Converting Similar names to canonical form in SQL

260 Views Asked by At

I have a database of books. There can be situations where an author can use variations of their names as author.

For eg. Albert Einstein can be written as Albert E. or A. Einstein

Now I need to create a method such that SQL database and tell me the ID of the author based on such situations.

Is there a built in way to convert these multiple variations of a name into a single type within SQL language such as PostgreSQL?

Or Should I change the name using some another language such as C, C++ or Python to convert the name into a particular form and then send to database?
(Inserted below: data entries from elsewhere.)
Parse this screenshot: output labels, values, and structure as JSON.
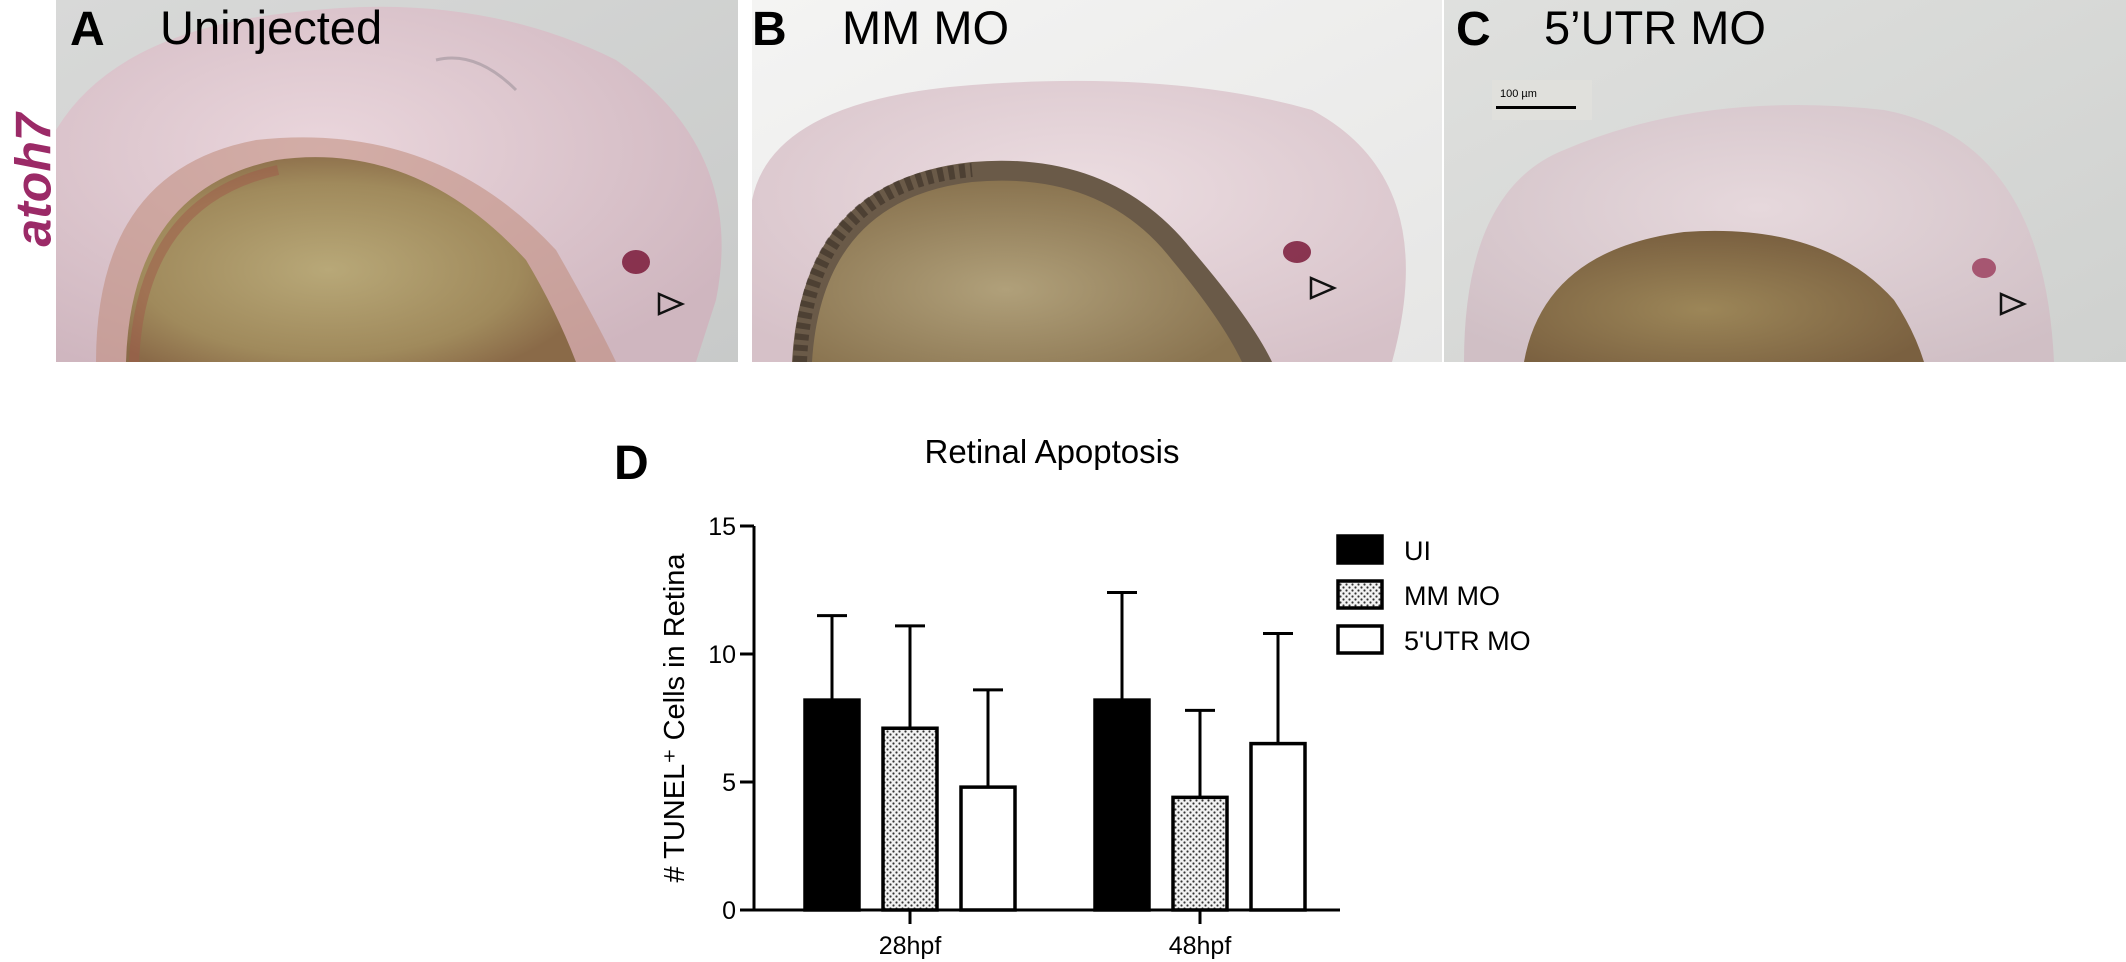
{
  "figure": {
    "gene_label": "atoh7",
    "panels": [
      {
        "letter": "A",
        "title": "Uninjected"
      },
      {
        "letter": "B",
        "title": "MM MO"
      },
      {
        "letter": "C",
        "title": "5’UTR MO",
        "scale_bar": "100 µm"
      }
    ]
  },
  "chart_data": {
    "letter": "D",
    "type": "bar",
    "title": "Retinal Apoptosis",
    "xlabel": "",
    "ylabel": "# TUNEL⁺ Cells in Retina",
    "categories": [
      "28hpf",
      "48hpf"
    ],
    "yticks": [
      "0",
      "5",
      "10",
      "15"
    ],
    "ylim": [
      0,
      15
    ],
    "series": [
      {
        "name": "UI",
        "values": [
          8.2,
          8.2
        ],
        "errors": [
          3.3,
          4.2
        ],
        "fill": "solid-black"
      },
      {
        "name": "MM MO",
        "values": [
          7.1,
          4.4
        ],
        "errors": [
          4.0,
          3.4
        ],
        "fill": "dotted-gray"
      },
      {
        "name": "5'UTR MO",
        "values": [
          4.8,
          6.5
        ],
        "errors": [
          3.8,
          4.3
        ],
        "fill": "white"
      }
    ],
    "legend_position": "right",
    "grid": false
  }
}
I would rather have a method within SQL instead of using some another language

3

There are 3 best solutions below

2
Laurenz Albe On

You could use PostgreSQL full text search with a thesaurus dictionary. The configuration file would then contain

Albert E. : Albert Einstein
A. Einstein : Albert Einstein
0
JohannesB On

Wikipedia says:

Soundex is a phonetic algorithm for indexing names by sound, as pronounced in English. The goal is for homophones to be encoded to the same representation so that they can be matched despite minor differences in spelling.[1] The algorithm mainly encodes consonants; a vowel will not be encoded unless it is the first letter. Soundex is the most widely known of all phonetic algorithms (in part because it is a standard feature of popular database software such as DB2, PostgreSQL,[2] MySQL,[3] SQLite,[4] Ingres, MS SQL Server,[5] Oracle.[6] and SAP ASE.[7]) Improvements to Soundex are the basis for many modern phonetic algorithms

https://en.wikipedia.org/wiki/Soundex

0
Luuk On

When doing something like this:

select 
   id, 
   (Author) as Author,
   sum(case when length(name)>2 
            then 1 
            else 0 end) score
from 
   books 
   left join unnest(pg_catalog.string_to_array('Albert Einstein', ' ')) name
         on Author like '%'||name||'%'
group by id
order by score DESC

The unnest() returns the parts Albert and Einstein from the name Albert Einstein, and a score s counted. Higher the scores are most likely a match.

It returns:

id author score
1 Albert Einstein 2
2 A. Einstein 1
3 Albert E. 1
4 Anne Ellit 0
6 Arthur Eddington 0
5 Allan W. Eckert 0

For complete SQL, see DBFIDDLE

There is, of course, room for improvement in this script because an author like 'Albert Camus' or 'Siegfried Einstein' also get a score of 1 in this code.